Alongside my lead engineer at Rakuten (who joined from Synapse), I decided to take a leap of faith and build Kolena — a QA platform for ML in January 2021.

On ML Testing Infrastructure

When you build a model, you always want to understand the instances where your model fails. Your test set is never going to be fully representative of the real world. In the ideal case, you build and ship linearly. But in reality, there has to be some test to make sure your product passes a certain bar. As a product builder, what is your bar to say that this product is of high quality? You need metrics.

Common evaluation metrics (accuracy, precision, recall, AUC curve, etc.) are not descriptive of the failure modes. They don’t tell you what you need to do next. You basically have to shoot in the dark because you don’t know what your model has failed on (acquiring more data, developing more complex models, buying more powerful GPUs, etc.).

There are over 200 tools in the ML tooling landscape, bucketed under 3 main categories: data management, model development, and model deployment. The most viable effort to understand how models perform in production goes to model explainability. This is not a bad solution, but now there are model testing solutions that help you understand model behavior. I think the testing category is very under-served.

After talking with hundreds of ML practitioners, I noticed that ML teams are broken down into two categories:

  1. Evaluation metrics are fine. No one pushes the engineers to test their models. I think soon enough; they will fall into the need of testing their models.
  2. The testing process is mature. In particular, they break down their test set into small, granular slices based on specific model behavior. This practice is what I adopted at Amazon, Synapse, and Rakuten.

I believe testing is a new category that has to happen eventually. A QA tooling for ML (like Kolena) should exist right after model training and right before the model gets deployed into production.

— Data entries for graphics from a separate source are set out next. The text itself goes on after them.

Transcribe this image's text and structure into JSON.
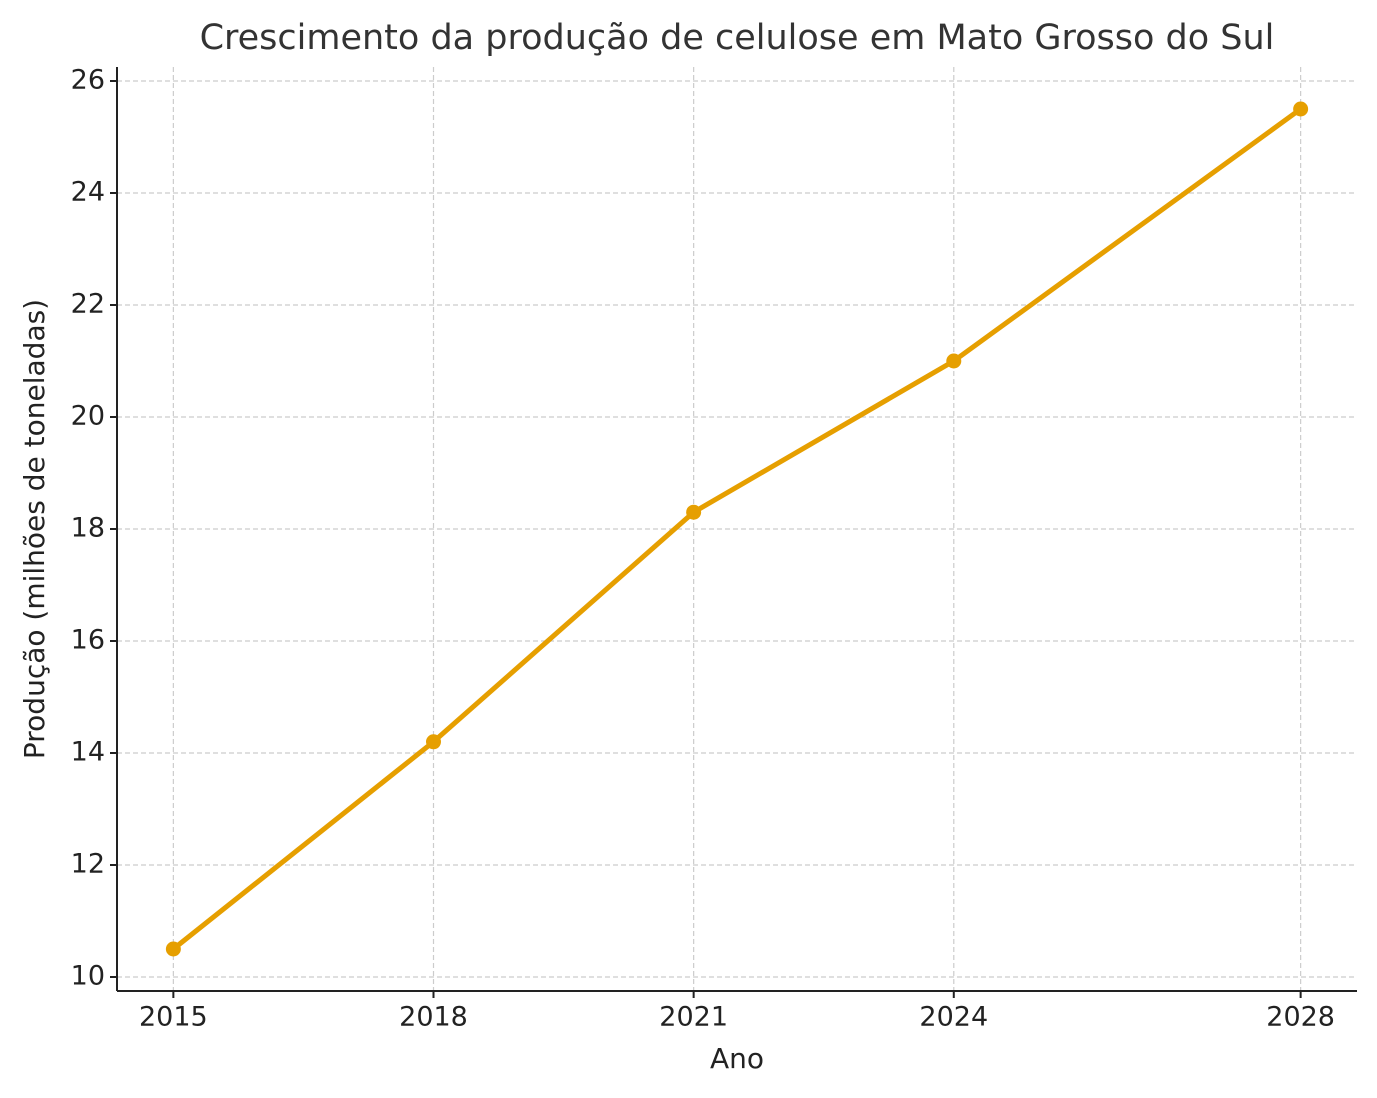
{
  "chart_data": {
    "type": "line",
    "title": "Crescimento da produção de celulose em Mato Grosso do Sul",
    "x_label": "Ano",
    "y_label": "Produção (milhões de toneladas)",
    "x": [
      2015,
      2018,
      2021,
      2024,
      2028
    ],
    "values": [
      10.5,
      14.2,
      18.3,
      21.0,
      25.5
    ],
    "color": "#e69f00",
    "xlim": [
      2014.35,
      2028.65
    ],
    "ylim": [
      9.75,
      26.25
    ],
    "xticks": [
      2015,
      2018,
      2021,
      2024,
      2028
    ],
    "yticks": [
      10,
      12,
      14,
      16,
      18,
      20,
      22,
      24,
      26
    ],
    "grid": true
  }
}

On Writing “Deep Learning For Vision Systems

In 2018, I was thinking about getting a graduate degree to study Computer Vision in more depth. When Manning reached out to me for a book writing opportunity, I figured this might be a more practical approach than going back to school. The entire experience includes 2 years of writing and 6 months of editing. That’s a humongous amount of effort, and I learned so much about the topic.

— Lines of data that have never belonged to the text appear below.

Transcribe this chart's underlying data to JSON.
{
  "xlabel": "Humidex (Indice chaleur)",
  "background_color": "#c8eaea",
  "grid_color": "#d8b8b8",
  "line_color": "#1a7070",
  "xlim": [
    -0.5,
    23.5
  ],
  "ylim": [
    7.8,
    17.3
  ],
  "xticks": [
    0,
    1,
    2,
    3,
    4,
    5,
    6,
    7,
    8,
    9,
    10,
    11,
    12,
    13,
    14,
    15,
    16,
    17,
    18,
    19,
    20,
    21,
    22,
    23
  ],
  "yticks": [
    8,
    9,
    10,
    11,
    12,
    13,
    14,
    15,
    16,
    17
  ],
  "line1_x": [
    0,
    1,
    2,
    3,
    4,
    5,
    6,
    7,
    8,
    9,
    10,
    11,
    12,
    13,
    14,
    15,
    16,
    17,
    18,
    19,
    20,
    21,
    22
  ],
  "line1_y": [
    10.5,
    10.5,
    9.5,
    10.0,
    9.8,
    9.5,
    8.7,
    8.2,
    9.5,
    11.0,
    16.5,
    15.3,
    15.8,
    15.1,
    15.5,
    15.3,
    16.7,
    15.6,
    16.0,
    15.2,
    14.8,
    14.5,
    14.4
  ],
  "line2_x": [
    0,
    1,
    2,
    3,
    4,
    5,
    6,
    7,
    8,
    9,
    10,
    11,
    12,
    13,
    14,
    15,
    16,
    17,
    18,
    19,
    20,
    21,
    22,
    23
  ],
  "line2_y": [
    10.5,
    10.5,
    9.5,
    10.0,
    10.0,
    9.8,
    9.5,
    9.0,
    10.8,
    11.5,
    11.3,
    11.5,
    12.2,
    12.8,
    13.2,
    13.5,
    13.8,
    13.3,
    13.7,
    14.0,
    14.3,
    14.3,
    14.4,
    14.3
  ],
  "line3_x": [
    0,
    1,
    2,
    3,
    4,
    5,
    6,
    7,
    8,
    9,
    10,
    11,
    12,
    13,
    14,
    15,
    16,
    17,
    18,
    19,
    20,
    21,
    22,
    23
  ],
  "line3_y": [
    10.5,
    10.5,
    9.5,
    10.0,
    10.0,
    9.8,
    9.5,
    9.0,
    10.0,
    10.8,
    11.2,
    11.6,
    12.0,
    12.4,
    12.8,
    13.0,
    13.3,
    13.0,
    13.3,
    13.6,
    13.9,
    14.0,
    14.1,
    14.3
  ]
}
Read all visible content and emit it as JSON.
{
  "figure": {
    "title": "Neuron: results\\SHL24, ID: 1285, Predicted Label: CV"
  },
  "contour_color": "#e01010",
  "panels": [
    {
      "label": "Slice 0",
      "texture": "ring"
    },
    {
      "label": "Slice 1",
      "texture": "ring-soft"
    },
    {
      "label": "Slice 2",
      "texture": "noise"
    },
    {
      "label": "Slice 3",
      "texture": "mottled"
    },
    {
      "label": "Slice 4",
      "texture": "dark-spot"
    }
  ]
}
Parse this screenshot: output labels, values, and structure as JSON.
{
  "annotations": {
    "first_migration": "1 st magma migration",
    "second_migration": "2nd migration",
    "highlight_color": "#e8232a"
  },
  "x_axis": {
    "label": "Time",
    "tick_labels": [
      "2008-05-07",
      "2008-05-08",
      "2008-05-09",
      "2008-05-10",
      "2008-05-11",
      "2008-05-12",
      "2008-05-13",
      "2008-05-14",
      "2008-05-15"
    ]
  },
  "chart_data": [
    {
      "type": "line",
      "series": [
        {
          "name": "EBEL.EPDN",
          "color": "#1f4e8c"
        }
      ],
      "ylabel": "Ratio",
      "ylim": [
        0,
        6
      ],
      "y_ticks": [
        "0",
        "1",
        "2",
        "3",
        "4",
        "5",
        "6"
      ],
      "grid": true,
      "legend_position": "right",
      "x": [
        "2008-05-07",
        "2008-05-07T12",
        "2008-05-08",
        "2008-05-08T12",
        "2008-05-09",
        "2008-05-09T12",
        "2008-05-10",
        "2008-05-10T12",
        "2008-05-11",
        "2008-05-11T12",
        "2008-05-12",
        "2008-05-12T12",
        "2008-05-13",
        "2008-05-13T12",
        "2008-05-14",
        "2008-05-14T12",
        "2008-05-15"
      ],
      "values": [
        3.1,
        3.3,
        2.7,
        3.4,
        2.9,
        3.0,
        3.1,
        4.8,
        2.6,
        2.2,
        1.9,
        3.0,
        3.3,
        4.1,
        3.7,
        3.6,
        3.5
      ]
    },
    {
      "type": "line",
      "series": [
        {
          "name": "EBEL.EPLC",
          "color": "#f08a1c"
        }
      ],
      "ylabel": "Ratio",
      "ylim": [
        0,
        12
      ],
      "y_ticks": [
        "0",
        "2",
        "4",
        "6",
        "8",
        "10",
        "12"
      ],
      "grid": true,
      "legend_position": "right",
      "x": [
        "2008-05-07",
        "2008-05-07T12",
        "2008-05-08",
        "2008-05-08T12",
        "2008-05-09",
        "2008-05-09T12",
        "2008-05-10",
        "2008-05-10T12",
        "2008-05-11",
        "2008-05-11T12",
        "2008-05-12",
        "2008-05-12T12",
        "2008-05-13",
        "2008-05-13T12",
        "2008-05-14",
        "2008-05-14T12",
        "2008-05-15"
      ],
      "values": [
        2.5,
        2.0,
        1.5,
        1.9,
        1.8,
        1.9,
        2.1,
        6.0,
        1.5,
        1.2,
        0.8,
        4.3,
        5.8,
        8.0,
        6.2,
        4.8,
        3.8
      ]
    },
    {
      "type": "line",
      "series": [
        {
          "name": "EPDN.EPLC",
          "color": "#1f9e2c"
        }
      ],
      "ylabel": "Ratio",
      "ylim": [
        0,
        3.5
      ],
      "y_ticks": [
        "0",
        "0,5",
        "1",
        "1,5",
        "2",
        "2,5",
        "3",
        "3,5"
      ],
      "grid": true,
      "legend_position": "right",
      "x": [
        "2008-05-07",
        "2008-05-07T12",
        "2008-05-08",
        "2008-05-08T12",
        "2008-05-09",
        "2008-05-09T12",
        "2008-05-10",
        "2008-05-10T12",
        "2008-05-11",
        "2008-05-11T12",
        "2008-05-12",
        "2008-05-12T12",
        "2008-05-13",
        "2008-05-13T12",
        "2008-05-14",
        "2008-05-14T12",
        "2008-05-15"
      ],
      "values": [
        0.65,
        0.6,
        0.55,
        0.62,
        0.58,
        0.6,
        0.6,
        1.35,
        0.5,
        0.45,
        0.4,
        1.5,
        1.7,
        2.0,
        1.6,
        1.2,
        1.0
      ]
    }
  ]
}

My favorite chapter is chapter 5, which talks about the evolution of Convolutional Neural Networks — from LeNet to ResNet and Inception. I want my reader to acquire the skill of reading research papers and distilling the most relevant bits. Chapter 5 is my way of doing it. I picked 6 ConvNets and shared my takeaways + implementations for each. I also discussed how one network improves a previous one. This chapter will help you get away from the nerve of reading and implementing research papers.